A excêntrica homenagem da Flip a Elisabeth Bishop

Num momento de ataque à nossa cultura, em que temos um governo que festeja a ignorância, que bate continência para a bandeira norte-americana e defende o regime militar, a nossa maior feira literária, pela primeira vez, vai homenagear um autor estrangeiro – uma escritora de língua inglesa, que apoiou o golpe de 1964.

 

Não temos brasileiros dignos de tal celebração? E se querem um estrangeiro, por que não latino-americano? Por que não de língua portuguesa? Por que não um africano? Uma escolha desse tipo sempre é política, ainda mais nesse Brasil de 2019.

 

Texto de Schneider Carpeggiani sobre o assunto: “Uma análise de hoje na Folha elogia a escolha de Bishop para a Flip a partir da sua visão do Brasil, “excêntrica no melhor dos sentidos”. Mas a visão de Bishop do Brasil não é tão interessante, apesar das falas que têm circulado desde ontem da autora, sobretudo sua simpatia (vamos usar um eufemismo) em relação à ditadura. A política não era seu forte, a relação com o Brasil não era o mais importante. Uma relação amorosa com uma brasileira não faz dela brasilianista. A visão de Bishop do Brasil é lugar-comum da elite. Tem horas que parece uma Odete Roitman ou um Paulo Francis falando.

 

Ela é importante por sua poesia, pouco conhecida por aqui para além do poema “uma arte”. E a poesia de Bishop nesse atual momento não tem calor, mas talvez seja isso o que, no fundo, todos desejam. Lembro que nos anos 00, ou seja, um outro planeta, houve uma homenagem para Bishop na Flip com a apresentação da peça Um porto para Elizabeth Bishop. Naquela época parecia já de bom tamanho.

 

É sintomático também o primeiro estrangeiro da Flip não ser um hispano-americano, no momento de pensarmos cada vez mais as tensões em comum do continente.

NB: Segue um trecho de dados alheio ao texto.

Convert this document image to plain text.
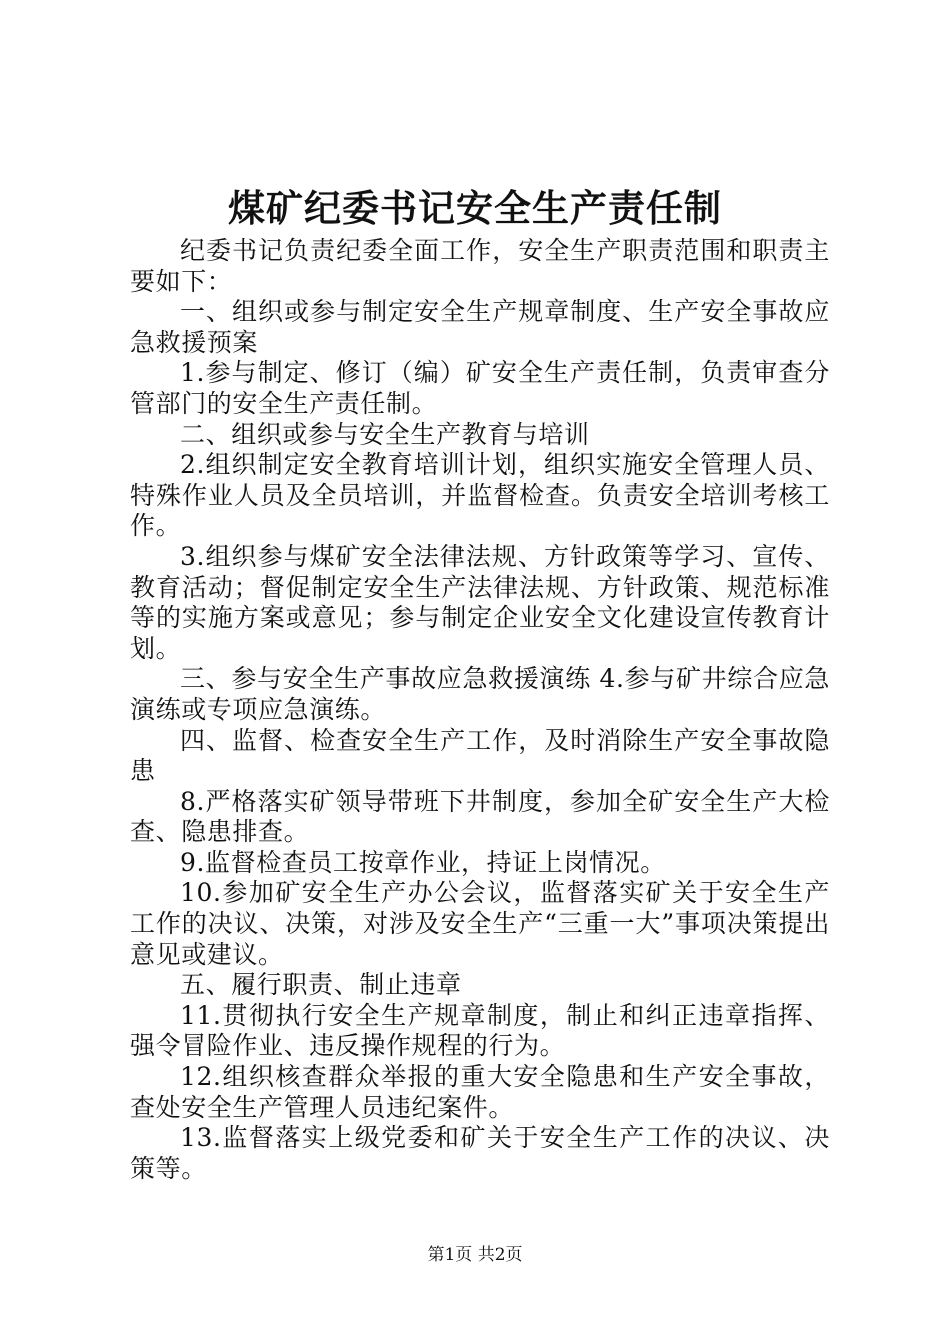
煤矿纪委书记安全生产责任制

纪委书记负责纪委全面工作，安全生产职责范围和职责主要如下：

一、组织或参与制定安全生产规章制度、生产安全事故应急救援预案

1.参与制定、修订（编）矿安全生产责任制，负责审查分管部门的安全生产责任制。

二、组织或参与安全生产教育与培训

2.组织制定安全教育培训计划，组织实施安全管理人员、特殊作业人员及全员培训，并监督检查。负责安全培训考核工作。

3.组织参与煤矿安全法律法规、方针政策等学习、宣传、教育活动；督促制定安全生产法律法规、方针政策、规范标准等的实施方案或意见；参与制定企业安全文化建设宣传教育计划。

三、参与安全生产事故应急救援演练 4.参与矿井综合应急演练或专项应急演练。

四、监督、检查安全生产工作，及时消除生产安全事故隐患

8.严格落实矿领导带班下井制度，参加全矿安全生产大检查、隐患排查。

9.监督检查员工按章作业，持证上岗情况。

10.参加矿安全生产办公会议，监督落实矿关于安全生产工作的决议、决策，对涉及安全生产“三重一大”事项决策提出意见或建议。

五、履行职责、制止违章

11.贯彻执行安全生产规章制度，制止和纠正违章指挥、强令冒险作业、违反操作规程的行为。

12.组织核查群众举报的重大安全隐患和生产安全事故，查处安全生产管理人员违纪案件。

13.监督落实上级党委和矿关于安全生产工作的决议、决策等。

第1页 共2页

A escolha de uma autora de língua inglesa como primeira primeira homenageada estrangeira diz muito, diz em excesso. A gente não quer ser nunca latino-americano, a questão só não é identitária se estivermos falando em inglês. Acho complicado também o xingamento de ‘nacionalista” para quem reclama de que há outros autores brasileiros que mereçam atenção da Flip nesse momento. É justo. Estamos no Brasil.

 

Duvido que a maior festa literária dos estados unidos agora, num momento de tensão como vivem os estados unidos, vá homenagear um latino-americano. Ainda que ele tenha namorado um norte-americano.”